Es ist auch leicht zu verstehen, daß der Protest des Erstgeborenen gegen seine Entthronung sich recht häufig in einer Neigung kundgibt, die irgendwie gegebene Macht als berechtigt anzuerkennen oder ihr an der Seite zu stehen. Diese Neigung gibt dem Erstgeborenen gelegentlich einen deutlich »konservativen Charakter«, der sich nicht etwa politisch, sondern sachlich geltend macht. Ein sprechendes Beispiel dafür habe ich in der Biographie Theodor Fontanes gefunden. Wer nicht Haare spalten will, wird auch in Robespierres Persönlichkeit den autoritären Zug trotz seiner hervorragenden Anteilnahme an der Revolution nicht verkennen. Man soll aber angesichts der regelfeindlichen Haltung der Individualpsychologie nicht übersehen, daß nicht die Nummer, sondern die Situation ausschlaggebend ist, so daß auch später in der Kinderreihe das seelische Porträt eines Erstgeborenen auftauchen kann, wenn ein solches Kind etwa mehr auf ein nachfolgendes Kind angewiesen ist und reagiert. Auch der Umstand darf nicht übersehen werden, daß gelegentlich ein Zweitgeborener in die Rolle des ersten eintritt, wie zum Beispiel, wenn der Erstgeborene als schwachsinniges Kind nicht recht für unseren Fall in Betracht kommt. Ein gutes Beispiel dafür findet man in der Persönlichkeit Paul Heyses, der sich fast väterlich zu seinem älteren Bruder bezog und in der Schule sich als rechte Hand des Lehrers aufspielte. Man wird aber in jedem Falle einen Forschungsweg bereitgestellt finden, wenn man nach den speziellen Lebensformen eines Erstgeborenen Umschau hält und nicht vergißt, wie der zweite ihn im Rücken bedrängt. Daß er da gelegentlich den Ausweg findet, den zweiten väterlich oder mütterlich zu behandeln, ist nur eine Variante seines Strebens nach der Oberhand.

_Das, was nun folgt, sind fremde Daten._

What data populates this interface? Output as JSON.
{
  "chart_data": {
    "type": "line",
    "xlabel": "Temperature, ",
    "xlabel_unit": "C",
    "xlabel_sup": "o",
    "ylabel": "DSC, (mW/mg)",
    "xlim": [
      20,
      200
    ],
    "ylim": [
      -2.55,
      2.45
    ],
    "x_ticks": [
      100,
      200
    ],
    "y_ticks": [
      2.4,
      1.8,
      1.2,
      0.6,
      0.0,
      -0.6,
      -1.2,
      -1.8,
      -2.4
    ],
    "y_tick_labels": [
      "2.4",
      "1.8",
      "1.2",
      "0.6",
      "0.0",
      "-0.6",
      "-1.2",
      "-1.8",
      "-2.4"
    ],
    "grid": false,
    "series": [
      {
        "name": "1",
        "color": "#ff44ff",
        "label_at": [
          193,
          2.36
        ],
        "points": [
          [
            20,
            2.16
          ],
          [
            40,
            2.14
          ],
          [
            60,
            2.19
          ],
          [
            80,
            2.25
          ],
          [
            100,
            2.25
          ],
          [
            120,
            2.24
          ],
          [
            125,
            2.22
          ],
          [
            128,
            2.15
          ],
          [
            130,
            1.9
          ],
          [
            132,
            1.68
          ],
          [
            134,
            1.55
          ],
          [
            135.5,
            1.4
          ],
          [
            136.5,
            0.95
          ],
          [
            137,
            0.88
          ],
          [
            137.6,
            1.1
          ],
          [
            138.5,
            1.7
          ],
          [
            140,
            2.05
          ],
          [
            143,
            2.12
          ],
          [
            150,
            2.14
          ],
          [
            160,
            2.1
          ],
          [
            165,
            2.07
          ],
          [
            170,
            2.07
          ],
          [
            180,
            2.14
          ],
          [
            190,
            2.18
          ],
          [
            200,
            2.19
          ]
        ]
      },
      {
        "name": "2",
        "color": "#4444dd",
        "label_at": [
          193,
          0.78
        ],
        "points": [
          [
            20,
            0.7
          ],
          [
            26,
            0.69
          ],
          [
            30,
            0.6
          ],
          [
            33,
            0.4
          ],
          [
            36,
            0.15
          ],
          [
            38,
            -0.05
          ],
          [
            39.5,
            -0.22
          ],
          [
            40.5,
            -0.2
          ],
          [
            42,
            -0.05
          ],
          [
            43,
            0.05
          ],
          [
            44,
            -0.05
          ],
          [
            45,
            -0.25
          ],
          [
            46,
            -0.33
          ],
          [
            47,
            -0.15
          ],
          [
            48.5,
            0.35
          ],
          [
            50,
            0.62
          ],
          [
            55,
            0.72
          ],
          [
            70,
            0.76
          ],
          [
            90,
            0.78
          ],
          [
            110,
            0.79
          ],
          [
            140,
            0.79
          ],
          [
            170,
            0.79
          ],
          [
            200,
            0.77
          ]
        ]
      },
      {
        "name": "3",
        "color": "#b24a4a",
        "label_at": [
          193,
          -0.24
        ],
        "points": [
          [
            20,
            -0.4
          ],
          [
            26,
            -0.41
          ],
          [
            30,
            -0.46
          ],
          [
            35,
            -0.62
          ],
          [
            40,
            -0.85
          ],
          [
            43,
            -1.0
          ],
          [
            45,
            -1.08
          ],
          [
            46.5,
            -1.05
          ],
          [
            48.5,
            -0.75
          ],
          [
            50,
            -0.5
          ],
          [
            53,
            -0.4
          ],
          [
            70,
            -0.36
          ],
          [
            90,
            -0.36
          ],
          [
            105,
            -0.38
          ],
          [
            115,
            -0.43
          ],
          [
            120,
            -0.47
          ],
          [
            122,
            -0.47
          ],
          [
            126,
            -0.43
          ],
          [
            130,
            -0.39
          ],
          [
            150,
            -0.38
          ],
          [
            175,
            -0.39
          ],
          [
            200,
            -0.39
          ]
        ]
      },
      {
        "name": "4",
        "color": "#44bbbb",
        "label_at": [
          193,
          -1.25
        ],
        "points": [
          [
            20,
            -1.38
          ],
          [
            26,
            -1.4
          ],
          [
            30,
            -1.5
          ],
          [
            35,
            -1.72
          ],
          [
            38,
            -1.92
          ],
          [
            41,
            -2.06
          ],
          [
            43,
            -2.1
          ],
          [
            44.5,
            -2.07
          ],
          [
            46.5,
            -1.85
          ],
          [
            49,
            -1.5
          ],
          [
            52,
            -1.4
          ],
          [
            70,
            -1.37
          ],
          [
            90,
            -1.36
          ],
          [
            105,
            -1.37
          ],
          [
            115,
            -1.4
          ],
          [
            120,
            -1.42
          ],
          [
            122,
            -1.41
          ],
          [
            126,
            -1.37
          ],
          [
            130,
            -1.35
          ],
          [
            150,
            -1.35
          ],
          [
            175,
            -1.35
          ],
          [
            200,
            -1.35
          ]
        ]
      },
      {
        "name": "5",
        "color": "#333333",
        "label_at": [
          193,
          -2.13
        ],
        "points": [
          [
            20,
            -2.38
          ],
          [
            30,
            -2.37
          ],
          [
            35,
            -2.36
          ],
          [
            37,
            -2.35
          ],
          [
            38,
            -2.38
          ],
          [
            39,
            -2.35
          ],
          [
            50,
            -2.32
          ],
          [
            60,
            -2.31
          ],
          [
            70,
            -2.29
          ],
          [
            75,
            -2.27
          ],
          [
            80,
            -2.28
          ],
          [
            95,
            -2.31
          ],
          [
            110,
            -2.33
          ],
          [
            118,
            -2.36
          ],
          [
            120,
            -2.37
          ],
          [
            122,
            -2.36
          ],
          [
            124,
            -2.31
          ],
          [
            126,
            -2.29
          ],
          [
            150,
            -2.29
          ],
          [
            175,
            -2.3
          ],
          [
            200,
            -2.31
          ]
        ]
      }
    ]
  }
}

Ein spezielles Problem scheint recht häufig unter jenen Erstgeborenen heranzuwachsen, die in nicht allzugroßem Abstand von einer Schwester gefolgt sind. Ihr Gemeinschaftsgefühl ist da oft starken Beeinträchtigungen ausgesetzt. Vor allem deshalb, weil Mädchen von der Natur in ihrem körperlichen und geistigen Wachstum in den ersten 17 Jahren besonders gefördert werden, deshalb dem Schrittmacher stärker nachdrängen. Oft auch deshalb, weil sich der ältere Knabe nicht nur in seinem Vorrang, sondern auch in dem üblen Vorzug der männlichen Rolle zu behaupten trachtet, während das Mädchen oft durch die heute noch bestehende kulturelle Bedrängung in einem schweren Minderwertigkeitsgefühl stark nachstößt, und dabei ein stärkeres Training an den Tag legt, das ihr oft deutliche Züge großer Energie verleiht. Dies ist auch bei anderen Mädchen der Auftakt zum »männlichen Protest«, der unzählige gute und schlimme Folgen in der Entwicklung von Mädchen zeitigen kann, alle zwischen Vorzügen und Abwegigkeiten menschlicher Art bis zur Ablehnung der Liebe oder bis zur Homosexualität gelagert. Freud hat später von dieser individualpsychologischen Erkenntnis Gebrauch gemacht und hat sie unter dem Namen »Kastrationskomplex« in sein Sexualschema eingepreßt, behauptend, daß nur der Mangel des männlichen Gliedes jenes Minderwertigkeitsgefühl erzeugt, dessen Struktur von der Individualpsychologie gefunden wurde. Er läßt aber neuerlich schwach durchblicken, daß er auch für die soziale Seite dieser Frage einiges übrig hat. Daß der Erstgeborene fast immer als der Träger der Familie und ihrer konservativen Tradition angesehen wurde, zeigt wieder, daß die Fähigkeit des Erratens die Erfahrung voraussetzt.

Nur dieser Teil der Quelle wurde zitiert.